Selon les informations recueillis auprès des proches des migrants et des organismes humanitaires, ces personnes refoulées étaient  pour la plupart détenus dans des centres de rétention en Libye. Il faut dire que malgré la situation politique et sécuritaire assez critique dans le pays voisin du nord, de milliers de nigériens continuent à partir en exode en Libye où malheureusement, ils tombent le plus souvent dans les mains de groupes armés criminels qui exploitent de la plus mauvaise manière leur vulnérabilité. Beaucoup de ces migrants sont souvent kidnappés par des malfaiteurs qui réclament de sommes importantes à leurs proches au pays comme rançon pour leur libération et d’autres dans les filets des forces de sécurité pour, parfois, de délits mineurs comme l’absence de documents de séjour. En l’absence de toute assistance, c’est un véritable calvaire que vivent au quotidien ces migrants à la recherche de meilleures conditions de vie en terre étrangère.

Défis humanitaires

La région de Dirkou, située dans l’extrême nord-est du pays, ans la région d’Agadez, est un carrefour par excellence pour les migrants en provenance de plusieurs pays du continent (Nigeria, Cameroun, Sénégal, mali, Cote d’Ivoire, Sierra Leone, Liberia, Somalie, Érythrée, Soudan…) en route pour le Maghreb et l’Europe mais aussi pour les exodants nigériens en partance pour l’Algérie.

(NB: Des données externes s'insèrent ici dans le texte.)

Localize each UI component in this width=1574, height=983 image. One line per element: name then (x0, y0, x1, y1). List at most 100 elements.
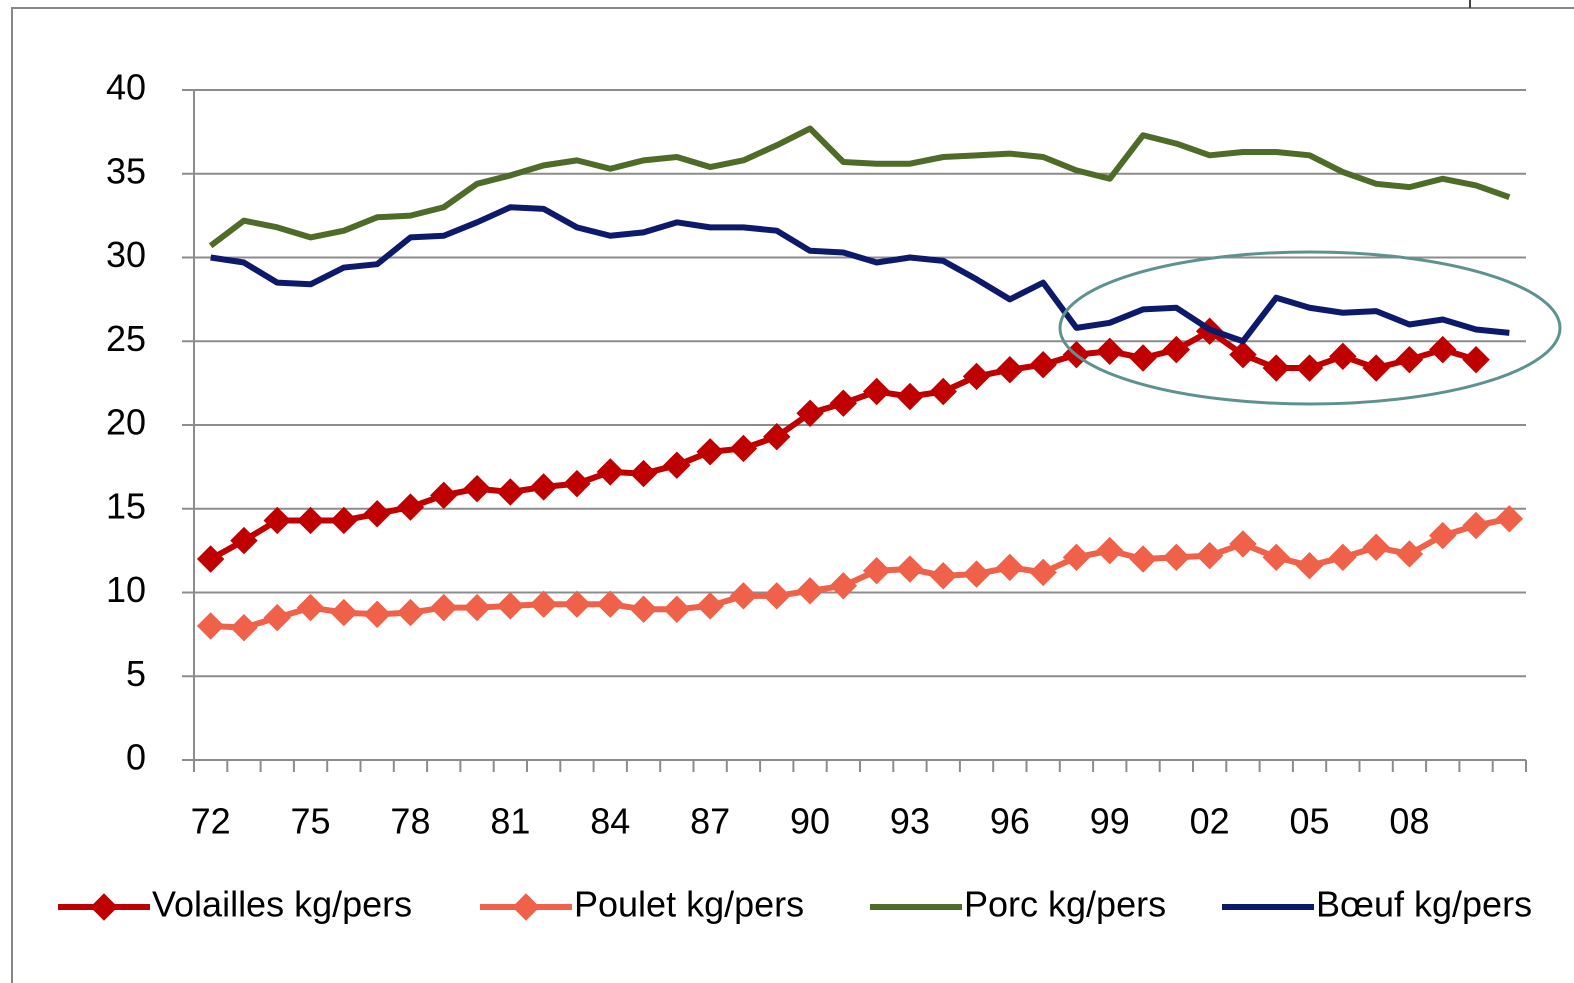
data-point (463, 593, 491, 622)
data-point (330, 598, 358, 627)
data-point (1462, 345, 1490, 374)
x-tick-label: 08 (1389, 801, 1429, 842)
data-point (1362, 354, 1390, 382)
legend-label: Porc kg/pers (964, 884, 1166, 925)
data-point (363, 600, 391, 628)
y-tick-label: 10 (106, 569, 146, 610)
data-point (862, 557, 891, 585)
data-point (1096, 337, 1124, 366)
y-tick-label: 15 (106, 485, 146, 526)
data-point (1062, 543, 1091, 572)
data-point (1129, 344, 1157, 372)
x-tick-label: 99 (1090, 801, 1130, 842)
data-point (363, 500, 391, 528)
x-tick-label: 05 (1290, 801, 1330, 842)
series-line (210, 204, 1510, 345)
data-point (396, 493, 425, 521)
x-tick-label: 72 (191, 801, 231, 842)
legend-label: Volailles kg/pers (152, 884, 412, 925)
data-point (230, 613, 258, 642)
x-tick-label: 90 (790, 801, 830, 842)
legend-label: Bœuf kg/pers (1316, 884, 1532, 925)
data-point (896, 555, 924, 583)
data-point (529, 473, 558, 501)
data-point (1229, 530, 1257, 558)
data-point (1162, 543, 1191, 572)
x-tick-label: 87 (690, 801, 730, 842)
data-point (763, 423, 791, 451)
data-point (1329, 543, 1357, 572)
data-point (296, 506, 325, 535)
data-point (1329, 342, 1357, 371)
data-point (1096, 536, 1124, 565)
data-point (529, 590, 558, 618)
data-point (1362, 533, 1390, 561)
y-tick-label: 40 (106, 67, 146, 108)
data-point (1162, 335, 1191, 364)
y-tick-label: 0 (126, 737, 146, 778)
data-point (1195, 541, 1224, 570)
highlight-ellipse (1058, 250, 1562, 406)
y-tick-label: 5 (126, 653, 146, 694)
data-point (1395, 540, 1424, 568)
data-point (596, 590, 624, 618)
x-tick-label: 81 (490, 801, 530, 842)
data-point (196, 612, 225, 640)
data-point (729, 434, 758, 463)
data-point (1429, 521, 1457, 550)
data-point (629, 595, 658, 623)
data-point (230, 526, 258, 555)
data-point (430, 593, 458, 622)
data-point (862, 377, 891, 406)
data-point (1429, 335, 1457, 364)
x-tick-label: 93 (890, 801, 930, 842)
data-point (1229, 340, 1257, 369)
data-point (1029, 558, 1057, 587)
data-point (1262, 354, 1290, 382)
data-point (1295, 354, 1324, 382)
data-point (563, 590, 591, 618)
series-layer (196, 125, 1524, 642)
data-point (296, 593, 325, 622)
data-point (896, 382, 924, 411)
data-point (996, 553, 1024, 582)
data-point (929, 377, 957, 406)
data-point (330, 506, 358, 535)
data-point (696, 438, 724, 466)
x-tick-label: 75 (291, 801, 331, 842)
data-point (1462, 511, 1490, 540)
data-point (1262, 543, 1290, 572)
data-point (263, 603, 291, 632)
x-tick-label: 84 (590, 801, 630, 842)
data-point (496, 478, 525, 506)
y-tick-label: 25 (106, 318, 146, 359)
data-point (929, 562, 957, 590)
data-point (629, 459, 658, 488)
data-point (696, 592, 724, 620)
data-point (596, 458, 624, 486)
data-point (196, 545, 225, 573)
series-line (208, 125, 1511, 249)
data-point (796, 577, 824, 605)
data-point (463, 474, 491, 503)
data-point (496, 592, 525, 620)
legend-marker (90, 893, 118, 921)
legend-label: Poulet kg/pers (574, 884, 804, 925)
data-point (962, 362, 991, 391)
series-line (210, 515, 1510, 631)
legend-marker (512, 893, 540, 921)
data-point (996, 356, 1024, 384)
y-tick-label: 30 (106, 234, 146, 275)
data-point (563, 469, 591, 498)
data-point (1495, 505, 1524, 533)
data-point (1395, 345, 1424, 374)
data-point (763, 582, 791, 610)
data-point (829, 572, 858, 600)
y-tick-label: 20 (106, 402, 146, 443)
data-point (663, 451, 691, 479)
x-tick-label: 02 (1190, 801, 1230, 842)
x-tick-label: 96 (990, 801, 1030, 842)
data-point (1129, 545, 1157, 573)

Face à cette situation qui amplifient les défis humanitaires dans la région frontalière également du Tchad mais aussi de l’Algérie, les autorités, avec l’appui des partenaires, se mobilisent pour rapatrier les nigériens en détresse et  dès leur arrivée, s’activent pour leur offrir l’assistance nécessaire afin de préserver leur dignité et de leur permettre de regagner leur région d’origine.